Why is the finalize() method in java.lang.Object "protected"?

bragboy picture bragboy · Feb 18, 2010 · Viewed 38.5k times · Source

Out of curiosity,

Why is the finalize() method's access modifier is made as protected. Why cant it be public? Can someone explain me any specific reason behind this?

Also, I came to know that finalize() method is called only once. If I call it twice in my program internally, what is happening? Will the garbage collector call this again?

private void dummyCall() {
    try {
        finalize();
        finalize();
    } catch (Throwable e) {
        e.printStackTrace();//NOT REACHES EXCEPTION
    }
}

Answer

mmx picture mmx · Feb 18, 2010

I answer your question with another question:

Why finalize method shouldn't be protected?

In general, you should try to keep things as much private as possible. That's what encapsulation is all about. Otherwise, you could make everything public. finalize can't be private (since derived classes should be able to access it to be able to override it), so it should at least be protected but why give out more access when it's not desirable?

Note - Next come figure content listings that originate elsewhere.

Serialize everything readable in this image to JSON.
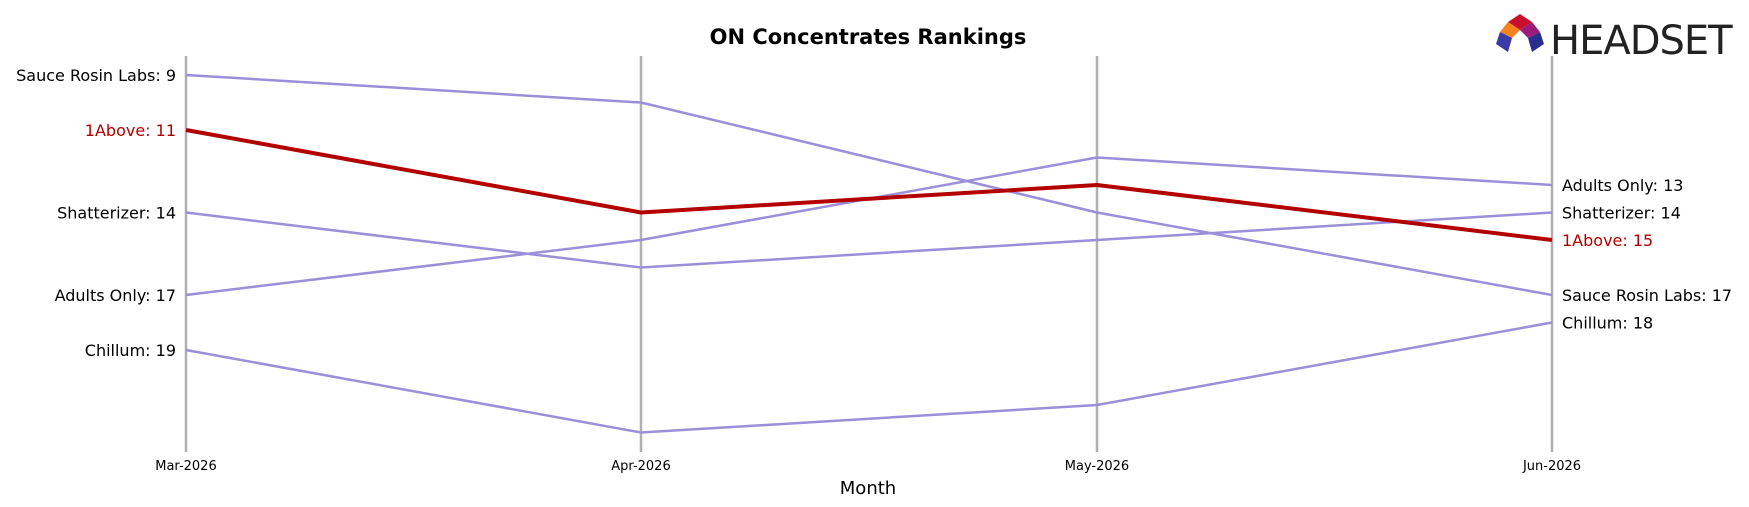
{
  "chart_data": {
    "type": "line",
    "title": "ON Concentrates Rankings",
    "xlabel": "Month",
    "ylabel": "",
    "categories": [
      "Mar-2026",
      "Apr-2026",
      "May-2026",
      "Jun-2026"
    ],
    "y_inverted": true,
    "ylim": [
      8,
      23
    ],
    "grid": "vertical lines at each month",
    "highlight_color": "#b30000",
    "series_color": "#9b8fd9",
    "series": [
      {
        "name": "Sauce Rosin Labs",
        "values": [
          9,
          10,
          14,
          17
        ],
        "highlight": false,
        "left_label": "Sauce Rosin Labs: 9",
        "right_label": "Sauce Rosin Labs: 17"
      },
      {
        "name": "Shatterizer",
        "values": [
          14,
          16,
          15,
          14
        ],
        "highlight": false,
        "left_label": "Shatterizer: 14",
        "right_label": "Shatterizer: 14"
      },
      {
        "name": "Adults Only",
        "values": [
          17,
          15,
          12,
          13
        ],
        "highlight": false,
        "left_label": "Adults Only: 17",
        "right_label": "Adults Only: 13"
      },
      {
        "name": "Chillum",
        "values": [
          19,
          22,
          21,
          18
        ],
        "highlight": false,
        "left_label": "Chillum: 19",
        "right_label": "Chillum: 18"
      },
      {
        "name": "1Above",
        "values": [
          11,
          14,
          13,
          15
        ],
        "highlight": true,
        "left_label": "1Above: 11",
        "right_label": "1Above: 15"
      }
    ]
  },
  "logo": {
    "text": "HEADSET",
    "icon": "headset-logo-icon"
  }
}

After reading your comment more carefully, I guess I see your main point now. I think your point is since everything derives from java.lang.Object and consequently accesses its protected members, it wouldn't make any difference for it (or any method in java.lang.Object for that matter) to be public as opposed to protected. Personally, I'd count this as a design flaw in Java. This is indeed fixed in C#. The problem is not why finalize is protected. That's OK. The real issue is that you shouldn't be able to call protected methods in the base class through an object reference of the base class type. Eric Lippert has a blog entry discussing why allowing such kind of access to protected members is a bad idea which is further elaborated on Stack Overflow in this question.